- Algo bueno está pasando en Sinaloa
- Reportes de la ASF hablan de transparencia de recursos públicos en la entidad.
Toda vez que leemos o escuchamos el nombre de la Auditoria Superior de la Federación (ASF) es muy común asociar sus siglas con malos manejos de recursos públicos destinados a diversos programas del gobierno federal y toda una serie de observaciones que a la postre, con frecuencia, derivan en la comisión de algún delito. En general, ese es el común denominador de las observaciones que en materia de transparencia y rendición de cuentas reporta este órgano fiscalizador, ejercicio que lo mismo aplica para entidades estatales como para las dependencias del gobierno federal en su conjunto.
No es ese el caso de nuestro comentario de hoy y por ser un asunto atípico, y hasta cierto punto fuera de lo común, representa un caso ejemplar en el rubro de la disciplina fiscal y transparencia en el manejo de recursos públicos.

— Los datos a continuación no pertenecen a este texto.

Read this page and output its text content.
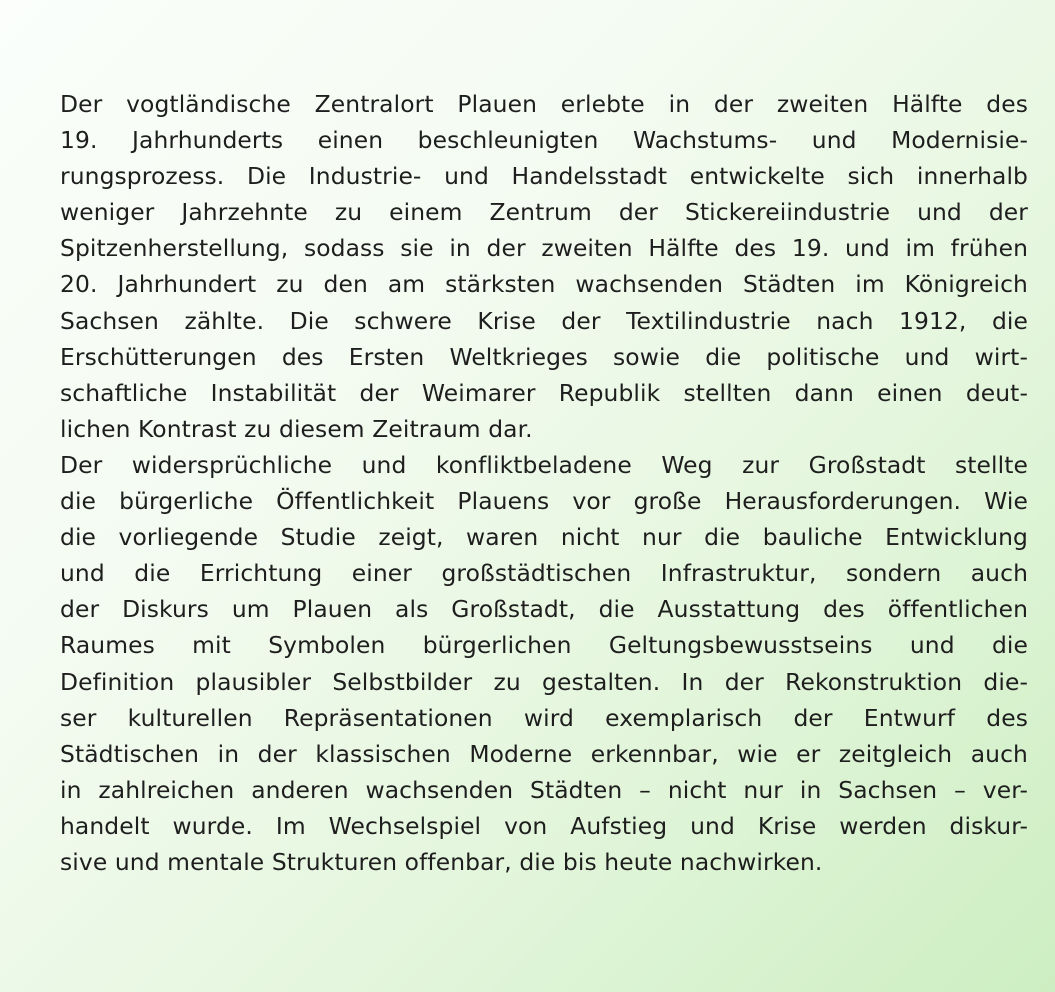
Der vogtländische Zentralort Plauen erlebte in der zweiten Hälfte des
19. Jahrhunderts einen beschleunigten Wachstums- und Modernisie-
rungsprozess. Die Industrie- und Handelsstadt entwickelte sich innerhalb
weniger Jahrzehnte zu einem Zentrum der Stickereiindustrie und der
Spitzenherstellung, sodass sie in der zweiten Hälfte des 19. und im frühen
20. Jahrhundert zu den am stärksten wachsenden Städten im Königreich
Sachsen zählte. Die schwere Krise der Textilindustrie nach 1912, die
Erschütterungen des Ersten Weltkrieges sowie die politische und wirt-
schaftliche Instabilität der Weimarer Republik stellten dann einen deut-
lichen Kontrast zu diesem Zeitraum dar.
Der widersprüchliche und konfliktbeladene Weg zur Großstadt stellte
die bürgerliche Öffentlichkeit Plauens vor große Herausforderungen. Wie
die vorliegende Studie zeigt, waren nicht nur die bauliche Entwicklung
und die Errichtung einer großstädtischen Infrastruktur, sondern auch
der Diskurs um Plauen als Großstadt, die Ausstattung des öffentlichen
Raumes mit Symbolen bürgerlichen Geltungsbewusstseins und die
Definition plausibler Selbstbilder zu gestalten. In der Rekonstruktion die-
ser kulturellen Repräsentationen wird exemplarisch der Entwurf des
Städtischen in der klassischen Moderne erkennbar, wie er zeitgleich auch
in zahlreichen anderen wachsenden Städten – nicht nur in Sachsen – ver-
handelt wurde. Im Wechselspiel von Aufstieg und Krise werden diskur-
sive und mentale Strukturen offenbar, die bis heute nachwirken.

Sucede que en Sinaloa sus habitantes recibieron una buena noticia, digna del aplauso: Por primera vez en la historia de Sinaloa, la Cuenta Pública 2018 del Gobierno del Estado primera etapa, concerniente a fondos federales, no obtuvo ninguna observación de monto por la ASF al comprobar el cien por ciento del importe auditado, que totalizaron 11 mil 436 millones de pesos. Así lo dio a conocer la secretaria de Transparencia y Rendición de Cuentas estatal, María Guadalupe Yan Rubio
La funcionaria local destacó que la instrucción del gobernador, Quirino Ordaz, es redoblar los esfuerzos para continuar en esta línea, pues la meta es rendir cuentas con el máximo de impactos en beneficio de la ciudadanía y con cero tolerancias a los actos de corrupción.
Enhorabuena, los sinaloenses pueden estar tranquilos porque todo indica que cada peso destinado en programas federales, en su beneficio, ha tenido el destino correcto y eso habla bien del gobernador Quirino, quien seguramente ha instruido a su equipo tatuarse aquella máxima popular que habla de cuentas claras y chocolate espeso.
El dato no es como para echar las campanas al vuelo, pero el reporte, sin duda, es sinónimo de que en Sinaloa hay mucho de bueno que contar. Hoy el tema es transparencia en la rendición de cuentas, pero si miran a su alrededor los sinaloenses también observan desarrollo turístico, infraestructura carretera, nuevos desarrollos en materia de servicios, y lo mejor, una palpable disminución en los índices de inseguridad.
Al gobierno de Quirino Ordaz aún le falta transitar la otra mitad de su mandato, pero en esta primera mitad sus paisanos ya empezaron a respirar buenos resultados y si hace dos años y medio veían su llegada con cierto recelo e incertidumbre, hoy están convencidos del voto otorgado a Quirino y en todo caso si algo lamentan los sinaloenses es que con esos buenos resultados el periodo de gobierno también sea atípico, ya que en 2015 el Congreso estatal avaló que esa entidad se homologara a los comicios federales y por ese hecho Sinaloa tendrá elecciones en julio de 2021 y nuevo gobernador en octubre de ese mismo año, pero como dijo la nana Goya “esa es otra historia”.